Done initializing kldir.
Initializing klconfig.
init_klcfg: nasid 0 start 9600000000030000 size 10000
Done initializing klconfig.
Discovering local IO ...................... Check_master: link 10 is master
Check_master: link 10 is master
DONE
CPU A initialized subnode
Discovering NUMAlink connectivity .........
Local hub NUMAlink is down.
*** Local network link down
DONE
Found 1 objects (1 hubs, 0 routers) in 30358 usec
Waiting for peers to complete discovery.... Discovery results:
ENTRY 0: HUB(5455827f)
NASID=-1 Mod=1 Flg=0x1500000 PROM=6.210 Route=N/A
MODULE=001c01 PARTITION=0 SPACE=RESET
Port 1 connection: Not connected
Port status: NF
DONE
No other nodes present; becoming global master
Global master is entry 0, NIC 0x5455827f, /hw/rack/001/bay/01
Global master is /hw/rack/001/bay/01
Global barrier (line 4315) \Global barrier passed.
Global barrier (line 4348) \Global barrier passed.
Master System Topology Graph (pre-nasid_assign):
ENTRY 0: HUB(5455827f)
NASID=-1 Mod=1 Flg=0x1500000 PROM=6.210 Route=N/A
MODULE=001c01 PARTITION=0 SPACE=RESET
Port 1 connection: Not connected
Port status: NF
Calculating NASIDs
num_routers is 0
Master System Topology Graph:
ENTRY 0: HUB(5455827f)
NASID=0 Mod=1 Flg=0x1500000 PROM=6.210 Route=N/A
MODULE=001c01 PARTITION=0 SPACE=RESET
Port 1 connection: Not connected
Port status: NF
Distributing routing tables
Distributing NASIDs
*** NASID assigned to 0
CPU A switching to UALIAS
CPU A running in UALIAS
Changing node ID to 0
Global barrier (line 4823) \Global barrier passed.
CPU A Flushing and invalidating caches
Global barrier (line 4928) \Global barrier passed.
CPU A switching to node 0 cached RAM
CPU A running cached
Nasids in partition: +0
Regions in partition: +0
Intializing any CPUless nodes.............. Global barrier (line 7714) \Global barrier passed.
Global barrier (line 7715) \Global barrier passed.
DONE
Global barrier (line 5089) \Global barrier passed.
hubii_link_good: A-brick attached to module 001c01.
Checking partitioning information ......... DONE
No other nodes present; becoming partition master
*** After partitioning ***
ENTRY 0: HUB(5455827f)
NASID=0 Mod=1 Flg=0x1500000 PROM=6.210 Route=N/A
MODULE=001c01 PARTITION=0 SPACE=RESET
Port 1 connection: Not connected
Port status: FE
Erecting partition fences ................ DONE
Update config for routers connected to hubs
Update config for hubs and hubless routers
CPU A flushing cache
check_router_cfg: nasid 0 is_voyager 0 check_cfg = 0
Global barrier (line 5300) \Global barrier passed.
Nasids in partition: +0
Regions in partition: +0
A 000: *** Entering POD mode on node 0
A 000: POD IOC3 Cac> error_dump
Hardware Error State: (Forced error dump)
+ Errors on node Nasid 0x0 (0)
+ XBow in /hw/module/174562
+ BEDROCK signalled following errors.
+ XBow Link a status register: 0xffffffff80020000
+ 17: Illegal destination
+ XBow error command word register: 0xffffffffaa020000
+ XBow error upper address register: 0x0
+ XBow error lower address register: 0x0
END Hardware Error State (Forced error dump)
A 000: POD IOC3 Cac>
Notice once I've placed ALL 512MB sticks in the DIMM slots I get (Believe me I popped them out and label checked, I know all my sticks were Identical from my Tezro's previous memory layout...no way this is coincidence):
** Memory sizing failure:
*** Bank 2 (512 MB) and bank 3 (256 MB) sizes differ,
*** treating them both as 256 MB
Local memory configured: 1792 MB (standard)
No matter what I insert, Bank 3 cannot determine size!
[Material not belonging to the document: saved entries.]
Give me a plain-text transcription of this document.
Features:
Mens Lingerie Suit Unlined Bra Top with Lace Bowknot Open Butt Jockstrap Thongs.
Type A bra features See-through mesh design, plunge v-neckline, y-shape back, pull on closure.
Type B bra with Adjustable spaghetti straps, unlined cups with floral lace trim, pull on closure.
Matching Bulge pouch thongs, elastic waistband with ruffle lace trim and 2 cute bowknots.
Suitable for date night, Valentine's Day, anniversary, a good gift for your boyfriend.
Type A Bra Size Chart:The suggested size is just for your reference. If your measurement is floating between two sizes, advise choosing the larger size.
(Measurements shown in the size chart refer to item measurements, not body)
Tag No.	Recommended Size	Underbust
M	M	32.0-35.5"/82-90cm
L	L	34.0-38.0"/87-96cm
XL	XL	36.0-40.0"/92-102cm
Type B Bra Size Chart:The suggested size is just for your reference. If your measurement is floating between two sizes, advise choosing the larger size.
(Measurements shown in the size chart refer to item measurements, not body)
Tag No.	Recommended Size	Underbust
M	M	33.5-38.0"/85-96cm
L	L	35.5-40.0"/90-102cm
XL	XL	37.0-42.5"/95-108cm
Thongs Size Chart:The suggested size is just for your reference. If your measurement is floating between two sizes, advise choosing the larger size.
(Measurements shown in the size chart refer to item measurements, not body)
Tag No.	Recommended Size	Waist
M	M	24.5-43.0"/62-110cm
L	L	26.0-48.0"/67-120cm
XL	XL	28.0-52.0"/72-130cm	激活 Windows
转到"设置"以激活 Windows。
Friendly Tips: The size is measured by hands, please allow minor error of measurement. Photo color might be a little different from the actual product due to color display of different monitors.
If I only place in a single bank of modules (leaving bank 3 empty), I don't get a sizing error but the XBOW error remains. And since the address of the error MOVES with memory layout...it's got to be ECC status registers or something regarding memory DIMMs? Right?
Now RAM slots are normally through-hole technology, so a highly heated desoldering gun SHOULD have enough sink to reflow the pins from the underside of the memory slot. Before I do that I could look for a break using the bottom test pads (I assume they are there) and the memory slot "fingers". It will take a while.
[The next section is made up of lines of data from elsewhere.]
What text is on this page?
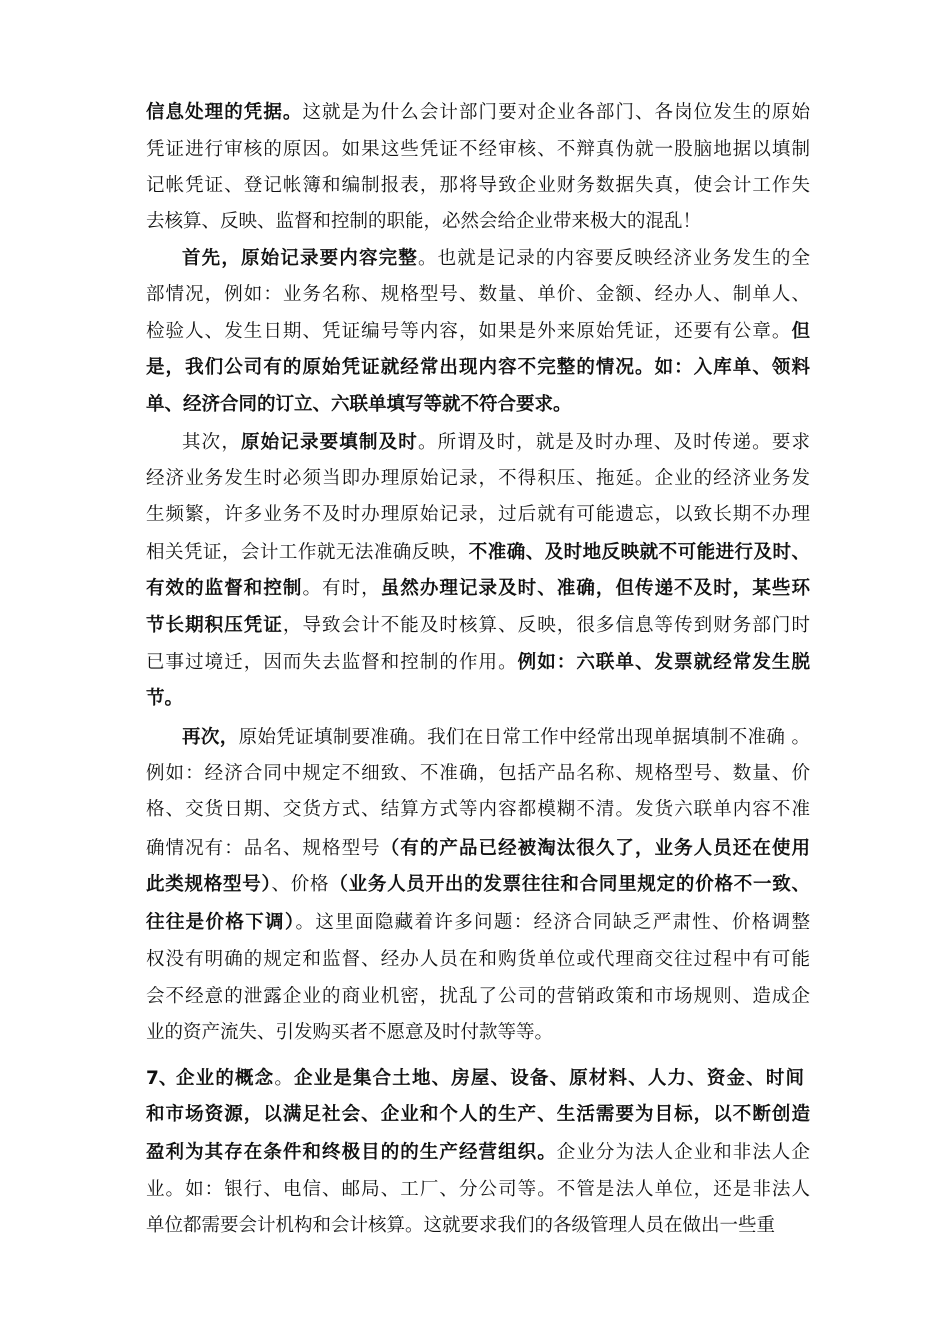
7、
信息处理的凭据。这就是为什么会计部门要对企业各部门、各岗位发生的原始
凭证进行审核的原因。如果这些凭证不经审核、不辩真伪就一股脑地据以填制
记帐凭证、登记帐簿和编制报表，那将导致企业财务数据失真，使会计工作失
去核算、反映、监督和控制的职能，必然会给企业带来极大的混乱！
首先，原始记录要内容完整。也就是记录的内容要反映经济业务发生的全
部情况，例如：业务名称、规格型号、数量、单价、金额、经办人、制单人、
检验人、发生日期、凭证编号等内容，如果是外来原始凭证，还要有公章。但
是，我们公司有的原始凭证就经常出现内容不完整的情况。如：入库单、领料
单、经济合同的订立、六联单填写等就不符合要求。
其次，原始记录要填制及时。所谓及时，就是及时办理、及时传递。要求
经济业务发生时必须当即办理原始记录，不得积压、拖延。企业的经济业务发
生频繁，许多业务不及时办理原始记录，过后就有可能遗忘，以致长期不办理
相关凭证，会计工作就无法准确反映，不准确、及时地反映就不可能进行及时、
有效的监督和控制。有时，虽然办理记录及时、准确，但传递不及时，某些环
节长期积压凭证，导致会计不能及时核算、反映，很多信息等传到财务部门时
已事过境迁，因而失去监督和控制的作用。例如：六联单、发票就经常发生脱
节。
再次，原始凭证填制要准确。我们在日常工作中经常出现单据填制不准确 。
例如：经济合同中规定不细致、不准确，包括产品名称、规格型号、数量、价
格、交货日期、交货方式、结算方式等内容都模糊不清。发货六联单内容不准
确情况有：品名、规格型号（有的产品已经被淘汰很久了，业务人员还在使用
此类规格型号）、价格（业务人员开出的发票往往和合同里规定的价格不一致、
往往是价格下调）。这里面隐藏着许多问题：经济合同缺乏严肃性、价格调整
权没有明确的规定和监督、经办人员在和购货单位或代理商交往过程中有可能
会不经意的泄露企业的商业机密，扰乱了公司的营销政策和市场规则、造成企
业的资产流失、引发购买者不愿意及时付款等等。
企业的概念。企业是集合土地、房屋、设备、原材料、人力、资金、时间
和市场资源，以满足社会、企业和个人的生产、生活需要为目标，以不断创造
盈利为其存在条件和终极目的的生产经营组织。企业分为法人企业和非法人企
业。如：银行、电信、邮局、工厂、分公司等。不管是法人单位，还是非法人
单位都需要会计机构和会计核算。这就要求我们的各级管理人员在做出一些重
The previous owner had an invalid memory config that the system dumbed down (I noticed this but couldn't boot so I had other issues). He had 3 x 256MB and 1 x 512MB, oddly enough my pics show he had the 512 module IN bank 3. So he use the memory failure to get all 256MB DIMMs?
Given he had this layout though...I assumed he booted at one point...so I'm worried that even though I think I'm right on this sizing failure being a cracked solder joint...he may have been booted without it this whole time! Which would mean this pre-power check error is unrelated!
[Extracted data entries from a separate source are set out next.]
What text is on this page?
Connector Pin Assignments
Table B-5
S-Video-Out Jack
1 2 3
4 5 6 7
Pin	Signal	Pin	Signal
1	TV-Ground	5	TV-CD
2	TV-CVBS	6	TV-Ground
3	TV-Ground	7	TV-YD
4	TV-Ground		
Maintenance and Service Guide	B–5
Well, I have NO OTHER ERRORs to go on...I can only work with what's right in front of me. So since I know the bank with the issue, I guess I'll look into taking the mainboard out again and doing a probe/reflow on the 3rd DIMM bank.
I'm still worried that I cannot find any reference this this pre-power check error...that simple error is causing me no end of sleeplessness....